I'm taking a fantasy too seriously. The films are and must be seen as the fantasies of a girl as she daydreams on a rainy day, listening to indie rock on her iPod. The dream is of two implausibly attractive and generous young men fighting for her; of whole cultures fighting to protect her, because she's the fairest princess in the land. Because this is her fantasy, it doesn't matter if she's kind of a bitch. Because this is her fantasy, we can set aside the realism and just enjoy it for what it is. Hopefully girls who fantasize this way will grow up and learn that real people can be so much more than cultured and wildman archetypes.

The events of the series that are not directly concerned with Bella's dual love are caused by it. An evening game with Edward's family attracts the attention of some renegade vampires. The rest of the series deals with the repercussions. Both vampire family and werewolf family strive to protect Bella for the sakes of their smitten members. This results in some conflicts between the families and some temporary truces. Bella's interference with the cold but cease-fire relationship leads to a perhaps more amicable peace. I would like to relate this to the class-conflict issue discussed earlier, but I can't, except as a dream of risible optimism. The point is that a shared love unites classes and cultures. But of course, all people do love and long for the same things and it hasn't worked yet.

Each film manages to include some fantastical fight scenes. These are enjoyable for their kinetic and aggressive qualities. Vampires can take and deliver punches that are just impossible in real life. In other words, the fights are very much descendents of The Matrix's fight scenes. Either you like this sort of fight choreography or you don't. Personally I prefer traditional, Jackie Chan-style fights; but there's undeniably quite a lot of enjoyment to be had in seeing a werewolf tearing a vampire to pieces.

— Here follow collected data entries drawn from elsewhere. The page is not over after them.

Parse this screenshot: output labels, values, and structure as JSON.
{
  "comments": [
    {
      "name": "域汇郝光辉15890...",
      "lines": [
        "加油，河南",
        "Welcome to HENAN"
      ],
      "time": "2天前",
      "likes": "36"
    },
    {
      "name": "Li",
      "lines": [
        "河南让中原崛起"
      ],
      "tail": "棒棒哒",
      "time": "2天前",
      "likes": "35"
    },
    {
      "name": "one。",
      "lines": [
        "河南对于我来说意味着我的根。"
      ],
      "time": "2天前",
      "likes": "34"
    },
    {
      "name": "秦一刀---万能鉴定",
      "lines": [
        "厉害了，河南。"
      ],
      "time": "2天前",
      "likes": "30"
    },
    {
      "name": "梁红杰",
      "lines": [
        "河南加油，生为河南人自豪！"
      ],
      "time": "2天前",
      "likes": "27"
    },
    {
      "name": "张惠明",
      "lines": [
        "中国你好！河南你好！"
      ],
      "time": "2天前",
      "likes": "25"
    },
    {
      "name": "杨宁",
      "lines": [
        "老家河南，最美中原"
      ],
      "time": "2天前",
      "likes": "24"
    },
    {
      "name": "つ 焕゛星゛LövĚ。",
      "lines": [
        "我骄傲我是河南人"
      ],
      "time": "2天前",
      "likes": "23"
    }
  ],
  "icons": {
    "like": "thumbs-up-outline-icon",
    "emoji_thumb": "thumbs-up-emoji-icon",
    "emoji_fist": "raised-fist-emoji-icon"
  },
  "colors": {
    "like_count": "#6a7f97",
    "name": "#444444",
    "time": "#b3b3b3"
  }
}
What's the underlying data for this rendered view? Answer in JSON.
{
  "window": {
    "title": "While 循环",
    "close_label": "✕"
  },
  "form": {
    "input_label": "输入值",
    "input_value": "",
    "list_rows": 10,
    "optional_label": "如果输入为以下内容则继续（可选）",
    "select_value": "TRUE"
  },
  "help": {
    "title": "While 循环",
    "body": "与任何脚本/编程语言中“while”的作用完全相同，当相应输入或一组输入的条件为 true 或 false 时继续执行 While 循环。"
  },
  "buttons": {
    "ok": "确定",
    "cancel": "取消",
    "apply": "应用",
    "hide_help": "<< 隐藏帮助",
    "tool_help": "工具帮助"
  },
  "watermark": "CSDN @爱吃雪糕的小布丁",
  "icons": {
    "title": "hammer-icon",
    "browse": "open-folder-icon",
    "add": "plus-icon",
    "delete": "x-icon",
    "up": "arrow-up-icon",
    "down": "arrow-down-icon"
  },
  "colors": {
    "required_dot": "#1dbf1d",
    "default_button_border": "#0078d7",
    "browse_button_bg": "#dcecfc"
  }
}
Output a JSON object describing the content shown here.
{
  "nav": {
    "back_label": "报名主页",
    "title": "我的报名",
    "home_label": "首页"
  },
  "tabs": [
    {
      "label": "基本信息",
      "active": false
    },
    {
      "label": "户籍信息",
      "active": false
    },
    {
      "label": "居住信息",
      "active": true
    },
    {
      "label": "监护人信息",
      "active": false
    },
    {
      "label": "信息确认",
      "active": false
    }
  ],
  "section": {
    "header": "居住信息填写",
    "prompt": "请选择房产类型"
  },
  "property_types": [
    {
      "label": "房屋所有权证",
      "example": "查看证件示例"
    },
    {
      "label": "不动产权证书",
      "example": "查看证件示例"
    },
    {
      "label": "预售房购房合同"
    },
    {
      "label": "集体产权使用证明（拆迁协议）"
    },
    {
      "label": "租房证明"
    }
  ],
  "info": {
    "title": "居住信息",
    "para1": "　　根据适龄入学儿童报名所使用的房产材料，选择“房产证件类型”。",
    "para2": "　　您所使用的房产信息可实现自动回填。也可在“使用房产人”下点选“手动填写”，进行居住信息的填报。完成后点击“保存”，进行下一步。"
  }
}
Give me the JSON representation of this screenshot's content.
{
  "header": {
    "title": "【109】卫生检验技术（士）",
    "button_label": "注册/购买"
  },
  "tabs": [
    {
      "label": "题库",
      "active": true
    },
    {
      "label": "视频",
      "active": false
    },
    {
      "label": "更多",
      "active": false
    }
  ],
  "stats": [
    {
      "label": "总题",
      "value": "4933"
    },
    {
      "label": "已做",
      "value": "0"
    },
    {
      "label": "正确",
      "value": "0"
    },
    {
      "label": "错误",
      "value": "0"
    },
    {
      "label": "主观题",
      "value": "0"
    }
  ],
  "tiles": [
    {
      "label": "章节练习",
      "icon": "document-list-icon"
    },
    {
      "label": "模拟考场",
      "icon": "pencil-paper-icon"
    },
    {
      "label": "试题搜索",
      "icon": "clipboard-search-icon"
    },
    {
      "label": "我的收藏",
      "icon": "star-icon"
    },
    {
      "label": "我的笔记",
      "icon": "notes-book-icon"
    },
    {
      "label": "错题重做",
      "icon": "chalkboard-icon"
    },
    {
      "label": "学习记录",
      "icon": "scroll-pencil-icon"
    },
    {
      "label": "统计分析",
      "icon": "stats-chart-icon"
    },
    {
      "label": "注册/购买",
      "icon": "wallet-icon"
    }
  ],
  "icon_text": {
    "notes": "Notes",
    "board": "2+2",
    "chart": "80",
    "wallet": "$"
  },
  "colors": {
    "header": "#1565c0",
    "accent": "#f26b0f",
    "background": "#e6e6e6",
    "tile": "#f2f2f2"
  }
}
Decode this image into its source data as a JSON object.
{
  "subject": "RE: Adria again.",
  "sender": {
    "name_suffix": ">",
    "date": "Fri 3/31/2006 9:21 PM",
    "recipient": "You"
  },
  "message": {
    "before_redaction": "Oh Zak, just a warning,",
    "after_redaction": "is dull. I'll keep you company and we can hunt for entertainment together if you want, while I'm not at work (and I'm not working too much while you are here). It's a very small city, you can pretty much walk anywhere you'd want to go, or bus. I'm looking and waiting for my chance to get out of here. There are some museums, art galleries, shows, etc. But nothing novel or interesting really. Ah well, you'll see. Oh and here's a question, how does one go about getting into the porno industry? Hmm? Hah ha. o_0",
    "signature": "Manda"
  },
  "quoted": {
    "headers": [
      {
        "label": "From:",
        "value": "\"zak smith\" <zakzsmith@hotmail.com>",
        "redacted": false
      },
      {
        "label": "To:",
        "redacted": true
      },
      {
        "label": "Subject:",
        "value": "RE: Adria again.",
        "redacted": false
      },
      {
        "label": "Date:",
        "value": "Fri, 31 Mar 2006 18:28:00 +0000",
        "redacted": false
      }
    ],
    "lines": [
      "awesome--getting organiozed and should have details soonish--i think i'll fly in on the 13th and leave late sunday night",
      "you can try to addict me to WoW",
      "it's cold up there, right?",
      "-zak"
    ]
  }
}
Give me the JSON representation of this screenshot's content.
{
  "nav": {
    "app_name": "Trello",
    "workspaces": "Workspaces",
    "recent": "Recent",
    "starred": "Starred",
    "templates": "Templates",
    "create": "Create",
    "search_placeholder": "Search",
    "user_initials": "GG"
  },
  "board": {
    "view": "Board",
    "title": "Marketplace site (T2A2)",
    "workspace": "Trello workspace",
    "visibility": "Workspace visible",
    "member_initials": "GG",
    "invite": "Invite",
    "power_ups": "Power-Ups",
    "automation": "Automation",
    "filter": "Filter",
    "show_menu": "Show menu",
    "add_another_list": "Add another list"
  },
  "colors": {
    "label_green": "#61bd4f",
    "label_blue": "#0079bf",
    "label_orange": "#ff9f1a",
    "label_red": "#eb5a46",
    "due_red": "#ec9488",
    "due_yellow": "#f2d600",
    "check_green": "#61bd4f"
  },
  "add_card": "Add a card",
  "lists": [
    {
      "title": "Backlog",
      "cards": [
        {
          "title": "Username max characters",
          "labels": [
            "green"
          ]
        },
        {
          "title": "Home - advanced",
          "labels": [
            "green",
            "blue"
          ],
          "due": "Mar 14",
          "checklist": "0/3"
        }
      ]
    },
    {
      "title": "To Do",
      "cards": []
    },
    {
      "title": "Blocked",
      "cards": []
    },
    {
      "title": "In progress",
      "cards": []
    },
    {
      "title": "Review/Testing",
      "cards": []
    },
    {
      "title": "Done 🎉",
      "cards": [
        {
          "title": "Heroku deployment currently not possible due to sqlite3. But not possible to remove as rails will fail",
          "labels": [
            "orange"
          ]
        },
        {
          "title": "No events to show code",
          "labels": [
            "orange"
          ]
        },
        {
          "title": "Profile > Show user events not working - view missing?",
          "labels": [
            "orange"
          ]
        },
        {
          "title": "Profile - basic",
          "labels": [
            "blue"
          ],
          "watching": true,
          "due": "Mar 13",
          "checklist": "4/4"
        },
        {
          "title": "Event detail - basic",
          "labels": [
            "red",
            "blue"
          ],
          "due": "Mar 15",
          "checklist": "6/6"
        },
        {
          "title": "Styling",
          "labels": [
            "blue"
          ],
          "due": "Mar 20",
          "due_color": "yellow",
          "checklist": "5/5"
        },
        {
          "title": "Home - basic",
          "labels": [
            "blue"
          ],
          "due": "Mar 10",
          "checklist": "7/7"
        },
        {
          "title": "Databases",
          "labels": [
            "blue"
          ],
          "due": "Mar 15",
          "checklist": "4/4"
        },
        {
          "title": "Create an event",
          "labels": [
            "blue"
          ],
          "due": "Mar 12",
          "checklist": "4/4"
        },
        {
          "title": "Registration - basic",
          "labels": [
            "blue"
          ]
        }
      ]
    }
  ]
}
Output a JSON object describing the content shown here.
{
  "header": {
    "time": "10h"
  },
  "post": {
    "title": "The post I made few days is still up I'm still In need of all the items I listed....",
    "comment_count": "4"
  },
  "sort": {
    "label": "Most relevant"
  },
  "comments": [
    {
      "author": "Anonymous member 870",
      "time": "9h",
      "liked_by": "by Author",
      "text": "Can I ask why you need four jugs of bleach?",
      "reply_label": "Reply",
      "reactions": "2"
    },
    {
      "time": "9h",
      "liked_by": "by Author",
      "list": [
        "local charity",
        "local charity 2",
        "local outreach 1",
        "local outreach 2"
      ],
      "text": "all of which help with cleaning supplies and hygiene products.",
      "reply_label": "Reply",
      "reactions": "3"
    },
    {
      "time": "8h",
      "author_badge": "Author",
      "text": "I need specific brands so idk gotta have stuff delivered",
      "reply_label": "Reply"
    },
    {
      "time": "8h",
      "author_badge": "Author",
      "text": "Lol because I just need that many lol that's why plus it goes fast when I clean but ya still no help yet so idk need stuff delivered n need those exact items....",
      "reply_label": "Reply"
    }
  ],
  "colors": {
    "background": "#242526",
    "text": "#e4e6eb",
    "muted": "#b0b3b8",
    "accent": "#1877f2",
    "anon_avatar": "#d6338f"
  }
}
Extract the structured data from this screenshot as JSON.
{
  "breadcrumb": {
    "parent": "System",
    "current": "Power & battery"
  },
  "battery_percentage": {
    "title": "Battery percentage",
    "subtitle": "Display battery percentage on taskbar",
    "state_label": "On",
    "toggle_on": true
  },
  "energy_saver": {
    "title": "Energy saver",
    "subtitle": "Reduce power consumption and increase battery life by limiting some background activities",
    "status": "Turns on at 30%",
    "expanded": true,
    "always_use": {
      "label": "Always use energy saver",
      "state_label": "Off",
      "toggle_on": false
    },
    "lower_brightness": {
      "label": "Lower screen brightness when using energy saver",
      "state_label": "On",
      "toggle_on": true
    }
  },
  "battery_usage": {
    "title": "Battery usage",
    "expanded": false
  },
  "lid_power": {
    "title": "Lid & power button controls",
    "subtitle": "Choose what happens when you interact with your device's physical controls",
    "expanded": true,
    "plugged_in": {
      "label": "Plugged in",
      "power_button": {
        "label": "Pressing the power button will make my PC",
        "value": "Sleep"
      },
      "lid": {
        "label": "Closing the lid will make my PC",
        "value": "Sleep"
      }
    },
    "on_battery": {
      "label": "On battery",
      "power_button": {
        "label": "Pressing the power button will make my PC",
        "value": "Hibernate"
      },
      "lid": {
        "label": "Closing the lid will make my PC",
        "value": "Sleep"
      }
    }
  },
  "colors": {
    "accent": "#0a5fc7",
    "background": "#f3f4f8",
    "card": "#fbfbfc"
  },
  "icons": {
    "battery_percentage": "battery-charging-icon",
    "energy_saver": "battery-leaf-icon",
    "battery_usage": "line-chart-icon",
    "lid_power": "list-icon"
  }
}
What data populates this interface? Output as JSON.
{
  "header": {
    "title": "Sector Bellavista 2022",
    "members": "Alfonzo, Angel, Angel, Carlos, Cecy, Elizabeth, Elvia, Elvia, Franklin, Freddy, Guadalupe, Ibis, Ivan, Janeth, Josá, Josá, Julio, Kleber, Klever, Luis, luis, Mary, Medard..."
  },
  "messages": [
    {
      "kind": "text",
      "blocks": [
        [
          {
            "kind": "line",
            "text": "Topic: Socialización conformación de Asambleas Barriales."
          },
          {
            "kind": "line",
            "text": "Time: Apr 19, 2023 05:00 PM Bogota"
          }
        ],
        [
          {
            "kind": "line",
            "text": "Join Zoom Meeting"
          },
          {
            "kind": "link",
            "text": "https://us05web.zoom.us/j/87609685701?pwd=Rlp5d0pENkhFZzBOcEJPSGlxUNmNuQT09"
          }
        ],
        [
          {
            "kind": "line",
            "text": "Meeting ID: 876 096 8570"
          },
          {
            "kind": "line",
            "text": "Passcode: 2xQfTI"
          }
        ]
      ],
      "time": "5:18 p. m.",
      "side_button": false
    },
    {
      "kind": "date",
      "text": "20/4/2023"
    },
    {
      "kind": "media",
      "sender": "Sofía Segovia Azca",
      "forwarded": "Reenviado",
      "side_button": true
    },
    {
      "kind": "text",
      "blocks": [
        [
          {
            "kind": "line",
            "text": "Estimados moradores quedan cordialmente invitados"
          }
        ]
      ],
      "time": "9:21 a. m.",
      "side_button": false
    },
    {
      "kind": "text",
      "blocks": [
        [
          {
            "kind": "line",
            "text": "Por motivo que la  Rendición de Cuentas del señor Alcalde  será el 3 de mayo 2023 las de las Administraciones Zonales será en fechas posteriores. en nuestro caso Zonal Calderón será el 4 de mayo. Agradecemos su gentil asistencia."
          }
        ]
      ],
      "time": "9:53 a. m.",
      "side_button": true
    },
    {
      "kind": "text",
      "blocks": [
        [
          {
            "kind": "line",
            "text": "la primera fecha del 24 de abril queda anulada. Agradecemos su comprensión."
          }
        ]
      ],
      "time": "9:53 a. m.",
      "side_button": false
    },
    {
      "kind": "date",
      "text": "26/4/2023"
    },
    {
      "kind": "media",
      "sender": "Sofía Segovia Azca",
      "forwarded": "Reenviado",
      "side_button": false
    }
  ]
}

What isn't fun is the constant posing. Before a fight, after a fight, and sometimes randomly, the characters, usually the vampires, will strike book-cover style poses. The artificiaility is cloying. Nobody randomly poses in real life. And I don't remember it being the plight of vampires to randomly strike poses. It's an artifact of the filmmaking, allowing poster-shots mid-film. The results are silly and tedious.

Overall, the series is surprisingly entertaining. They are indeed geared for a female audience, a girl's fantasy. But girls fatasize much as men do. Men fantasize about fighting for girls; girls fantasize about being fought over by men. Our fantasizes couldn't be more compatible. We still have fights, love, sex, suffering, more fights, and more love. So choose a side and dive into the fantasy. I chose Edward, if you must know.

(1) "He words me, girls, he words me." Antony and Cleopatra, 5.2.